Metal hydroxide inorganic flame retardants, metal hydroxide flame retardants, release large quantities of crystallized water during thermal decomposition, and further evaporation of crystallizers takes large amounts of heat away, acting as cooling cells。
At the same time, non-flammable water vapour can serve to dilute flammable gases and oxygen in air. In addition, dehydrated metal oxides can adsorb solid particles and play a good role in inhibiting smoke releases。
In terms of condensation, insulations containing metal oxides are produced on the surface of the base materials, which act as an insulation of oxygen。
Metal hydroxides, consisting mainly of magnesium hydroxide, aluminium hydroxide and dimetal hydroxides, have low-cost, smoke-resistant, environmentally friendly, non-volatilizing characteristics and play a significant role in materials such as flame-retarding cables and polyolefins。
However, when used alone, flame retardation is not optimal and is less compatible with high-molecular polymers, with significant negative effects on the mechanical performance of materials and increasing processing difficulties。
At present, in order to overcome these adverse effects, various physico-chemical modifications or reuses, such as the preparation of metal hydroxide into nanoscales or its surface modification or wiring or microcapsulation techniques, are commonly used to enhance the flame retardation and mechanical performance of high molecules。
« [conclusion ] »
Zhou et al.

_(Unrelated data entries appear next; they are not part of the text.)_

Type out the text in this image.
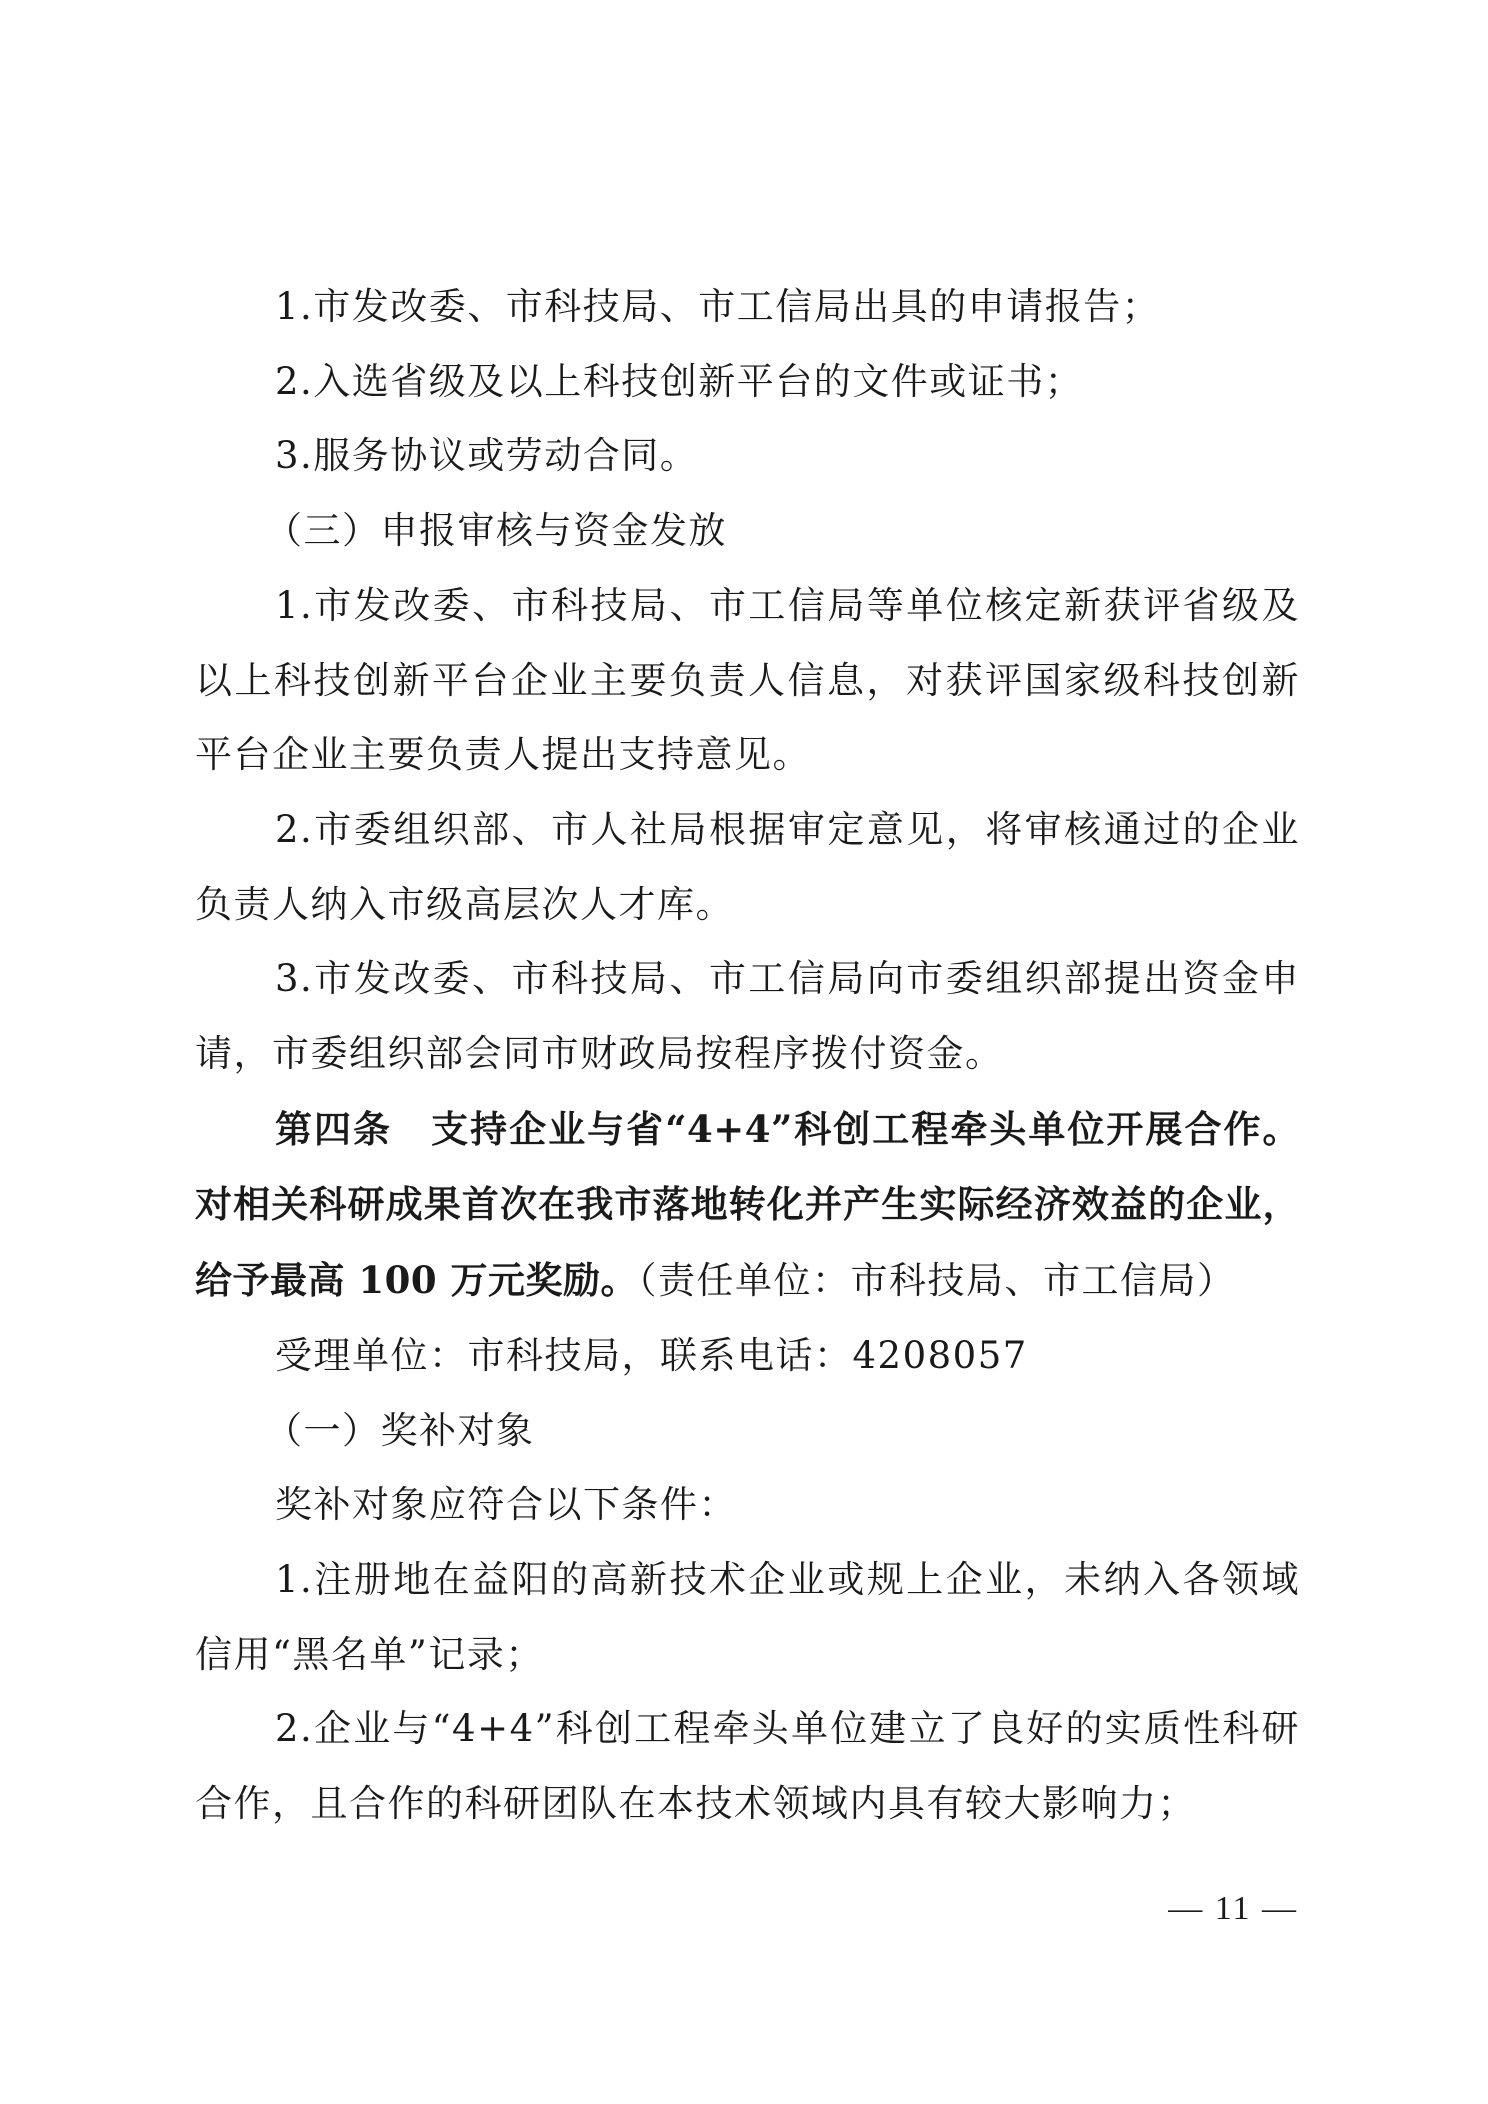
1.市发改委、市科技局、市工信局出具的申请报告；

2.入选省级及以上科技创新平台的文件或证书；

3.服务协议或劳动合同。

（三）申报审核与资金发放

1.市发改委、市科技局、市工信局等单位核定新获评省级及以上科技创新平台企业主要负责人信息，对获评国家级科技创新平台企业主要负责人提出支持意见。

2.市委组织部、市人社局根据审定意见，将审核通过的企业负责人纳入市级高层次人才库。

3.市发改委、市科技局、市工信局向市委组织部提出资金申请，市委组织部会同市财政局按程序拨付资金。

第四条　支持企业与省“4+4”科创工程牵头单位开展合作。对相关科研成果首次在我市落地转化并产生实际经济效益的企业，给予最高 100 万元奖励。（责任单位：市科技局、市工信局）

受理单位：市科技局，联系电话：4208057

（一）奖补对象

奖补对象应符合以下条件：

1.注册地在益阳的高新技术企业或规上企业，未纳入各领域信用“黑名单”记录；

2.企业与“4+4”科创工程牵头单位建立了良好的实质性科研合作，且合作的科研团队在本技术领域内具有较大影响力；

— 11 —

Synthesized a three-dimensional nico-ldh@pzs flame retardant in a mid-altitude methoplasm structure, with peak and total heat release reduced by 30. 9 and 11. 2 per cent, respectively, by ep/nico-ldh@pzs4. 0。
Emissions of fumes and toxic gases, including nitrogen oxides, aromatic compounds, argon-based compounds, carbates and hydrocarbons, are also much lower。
Thermal analysis shows that cual-(sp)ldh has a decomposition temperature similar to that of pure ep, and cual-(sp)ldh has a good catalytic carbonization capability, which significantly increases the residual collection rate of 700°c。
The conical calorometer test showed that ep/4cual-(sp)ldh further reduced the hrr, th, spr value of the material compared to pure ep/4cual-(sds) ldh composites
And improved the charcoal。
The increased flame retardation and smoke suppression properties are attributed to the formation of condensed carbon reserves during combustion, which effectively inhibit thermal flow and prevent organic degradation volatilizers from entering the gas phase。
Flammability mechanisms for boron inorganic flame retardants are similar to those for silicon-based flame retardants. First, the flame retardant heat explains the release of large quantities of combined water and the evaporation of water absorbs large amounts of heat
Second, flame retardants melt into glass cover that effectively insulates thermal and oxygen; finally, boron compounds can alter the thermal decomposition of certain flammable substances and reduce flammable gas formation。
The main inorganic flame retardants currently in use are sodium borate, ammonium fluobate, zinc hydrate and ammonium pentabate。
Using the ellochromium tube and zinc boric acid modified siloxane epoxy resin during combustion reaction
Zinc borate decomposition produces b2o3 and promotes carbonization。
Moreover, siloxane resins can also form an intersectional b-o-si structure with zinc boric acid, combined with the edoxin nanopipe decomposition into the si-al protection layer, with three elements simultaneously present that facilitate the formation of complete, high-intensity carbon, with flame retardation effect。
The combinations of 15 wt% diethylphosphate aluminium, 10 wt% melamine polyphosphate and 15 wt% zinc epoxy epoxy/glass fibre of boric acid have reached v-0 and 36. 8%, respectively, with a significant decrease in smoke rates。
At present, the physical or chemical nanomymification of zinc boric acid and its re-diversion to other flame retardants is one of the main directions of research, which not only increases compatibility with materials, but also makes flame retardation more efficient。